The first engine turned over and sputtered to life, followed quickly by the other three. Then the auxiliary-power unit was unplugged, the chocks holding the wheels were pulled, and Vylander began taxiing the overburdened aircraft toward the end of the main runway. The security guards and the maintenance crew turned away and scurried for the warmth of a nearby hangar as the prop wash lashed their backs.
Admiral Bass stood in the Buckley control tower and watched the Stratocruiser crawl like a pregnant bug across the snow-swept field. A phone was clutched in his hand and he spoke quietly into the receiver.
"You may inform the President that Vixen 03 is preparing for takeoff."
"When do you figure its estimated time of arrival?" asked the stern voice of Charles Wilson, Secretary of Defense, through the earpiece.
"Allowing for a fuel stop at Hickam Field, in Hawaii, Vixen 03 should touch down in the test area approximately 1400 hours Washington time."
"lke has scheduled us for 0800 hours tomorrow. He insists on a detailed briefing of the upcoming experiments and a running report on Vixen 03's flight progress."

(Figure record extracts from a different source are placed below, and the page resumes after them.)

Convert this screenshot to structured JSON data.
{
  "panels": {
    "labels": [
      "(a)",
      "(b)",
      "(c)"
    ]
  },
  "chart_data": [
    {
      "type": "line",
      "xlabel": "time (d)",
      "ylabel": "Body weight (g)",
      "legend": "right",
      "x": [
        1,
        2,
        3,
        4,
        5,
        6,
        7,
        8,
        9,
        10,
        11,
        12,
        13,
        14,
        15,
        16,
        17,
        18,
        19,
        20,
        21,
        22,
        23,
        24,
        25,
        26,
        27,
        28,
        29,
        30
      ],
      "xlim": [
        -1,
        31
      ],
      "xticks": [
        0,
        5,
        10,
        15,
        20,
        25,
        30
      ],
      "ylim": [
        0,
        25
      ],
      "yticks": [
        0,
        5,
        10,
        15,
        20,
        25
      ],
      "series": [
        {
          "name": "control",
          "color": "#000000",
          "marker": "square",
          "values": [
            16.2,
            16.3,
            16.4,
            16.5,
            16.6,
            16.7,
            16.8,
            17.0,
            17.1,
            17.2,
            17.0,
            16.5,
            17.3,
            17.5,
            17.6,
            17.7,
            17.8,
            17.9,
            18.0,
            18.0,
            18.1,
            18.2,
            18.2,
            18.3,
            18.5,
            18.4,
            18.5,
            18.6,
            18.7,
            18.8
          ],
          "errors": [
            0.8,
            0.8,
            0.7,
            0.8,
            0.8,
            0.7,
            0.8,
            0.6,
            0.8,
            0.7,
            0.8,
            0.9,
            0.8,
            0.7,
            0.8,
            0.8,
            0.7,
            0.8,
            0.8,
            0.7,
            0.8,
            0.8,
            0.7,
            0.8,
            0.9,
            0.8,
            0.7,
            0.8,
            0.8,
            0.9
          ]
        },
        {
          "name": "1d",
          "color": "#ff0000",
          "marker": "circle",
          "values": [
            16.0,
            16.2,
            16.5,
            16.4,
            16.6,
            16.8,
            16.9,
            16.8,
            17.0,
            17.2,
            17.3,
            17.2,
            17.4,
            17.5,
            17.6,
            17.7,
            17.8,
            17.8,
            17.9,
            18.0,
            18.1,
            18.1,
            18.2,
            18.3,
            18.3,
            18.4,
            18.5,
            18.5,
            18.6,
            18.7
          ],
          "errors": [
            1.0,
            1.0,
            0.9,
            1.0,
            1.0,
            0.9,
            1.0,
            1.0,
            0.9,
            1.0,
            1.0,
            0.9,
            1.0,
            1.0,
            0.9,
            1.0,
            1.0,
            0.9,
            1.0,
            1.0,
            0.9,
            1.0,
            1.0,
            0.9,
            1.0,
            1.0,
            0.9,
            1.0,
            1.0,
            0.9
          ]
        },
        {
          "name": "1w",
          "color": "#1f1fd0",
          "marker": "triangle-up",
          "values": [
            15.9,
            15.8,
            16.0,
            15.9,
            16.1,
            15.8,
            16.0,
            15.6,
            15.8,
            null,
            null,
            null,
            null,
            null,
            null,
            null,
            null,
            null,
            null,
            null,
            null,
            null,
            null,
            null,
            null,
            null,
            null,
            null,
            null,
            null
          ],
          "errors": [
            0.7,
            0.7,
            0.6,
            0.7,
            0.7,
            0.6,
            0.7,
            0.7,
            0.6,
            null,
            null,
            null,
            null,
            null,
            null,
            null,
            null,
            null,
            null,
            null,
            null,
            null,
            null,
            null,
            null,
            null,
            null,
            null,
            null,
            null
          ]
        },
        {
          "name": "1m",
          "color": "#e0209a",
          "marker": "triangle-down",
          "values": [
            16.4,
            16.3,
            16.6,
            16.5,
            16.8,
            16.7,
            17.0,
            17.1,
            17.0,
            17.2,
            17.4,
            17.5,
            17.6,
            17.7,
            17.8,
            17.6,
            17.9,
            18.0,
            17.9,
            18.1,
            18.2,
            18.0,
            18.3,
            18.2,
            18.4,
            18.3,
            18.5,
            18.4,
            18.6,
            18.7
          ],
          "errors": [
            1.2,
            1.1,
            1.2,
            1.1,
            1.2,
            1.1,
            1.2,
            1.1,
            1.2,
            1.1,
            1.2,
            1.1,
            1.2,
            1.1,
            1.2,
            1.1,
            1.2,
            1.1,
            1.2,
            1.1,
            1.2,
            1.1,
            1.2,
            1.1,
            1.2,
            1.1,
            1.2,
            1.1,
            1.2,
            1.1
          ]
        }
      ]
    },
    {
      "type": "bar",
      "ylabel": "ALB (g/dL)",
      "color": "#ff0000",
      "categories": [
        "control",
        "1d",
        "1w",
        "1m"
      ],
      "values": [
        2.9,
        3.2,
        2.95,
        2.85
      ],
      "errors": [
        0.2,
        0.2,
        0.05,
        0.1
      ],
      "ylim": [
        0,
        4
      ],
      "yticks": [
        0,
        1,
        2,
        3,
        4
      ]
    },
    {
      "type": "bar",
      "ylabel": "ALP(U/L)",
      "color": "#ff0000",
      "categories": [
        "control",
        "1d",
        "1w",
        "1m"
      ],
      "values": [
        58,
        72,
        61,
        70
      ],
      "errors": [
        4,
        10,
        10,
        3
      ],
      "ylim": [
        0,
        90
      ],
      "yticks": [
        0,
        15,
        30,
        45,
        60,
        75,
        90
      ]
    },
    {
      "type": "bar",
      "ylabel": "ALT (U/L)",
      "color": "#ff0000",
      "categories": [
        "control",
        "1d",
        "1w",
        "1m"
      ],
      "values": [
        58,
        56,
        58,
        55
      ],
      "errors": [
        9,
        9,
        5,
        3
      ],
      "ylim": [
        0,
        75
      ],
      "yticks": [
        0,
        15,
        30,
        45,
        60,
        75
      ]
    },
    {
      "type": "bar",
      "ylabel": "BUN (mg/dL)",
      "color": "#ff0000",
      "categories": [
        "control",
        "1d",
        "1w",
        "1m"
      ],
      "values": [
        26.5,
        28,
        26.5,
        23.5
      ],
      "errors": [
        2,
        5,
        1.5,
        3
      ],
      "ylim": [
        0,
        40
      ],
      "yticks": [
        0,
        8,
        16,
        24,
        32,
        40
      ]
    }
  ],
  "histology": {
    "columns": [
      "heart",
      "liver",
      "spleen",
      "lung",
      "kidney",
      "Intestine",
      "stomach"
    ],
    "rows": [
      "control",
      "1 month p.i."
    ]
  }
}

"I'll take off for Washington immediately."
"I don't have to paint you a picture, Admiral, of what would happen if that plane crashed in or near a major city."
Bass hesitated in what seemed a long and terrible silence. "Yes, Mr. Secretary, it would indeed be a nightmare none of us could live with."
"The manifold pressure and the torque read a shade low across the board," announced Sergeant Burns. He watched over the engineer's panel with the intensity of a ferret.
"Enough to abort?" Gold asked hopefully.
"Sorry, Lieutenant. Internal-combustion engines won't perform in the thin mountain air of Denver like they will at sea level. Considering the altitude, the gauge readings are par for the course."
Vylander gazed at the strip of asphalt ahead. The snowfall had lightened, and he could almost see the halfway marker. His heart began to throb a little faster, keeping time with the rapid beat of the windshield wipers. God, he thought to himself, it looks no bigger than a shuffleboard court. As if in a trance, he reached over and picked up his hand mike.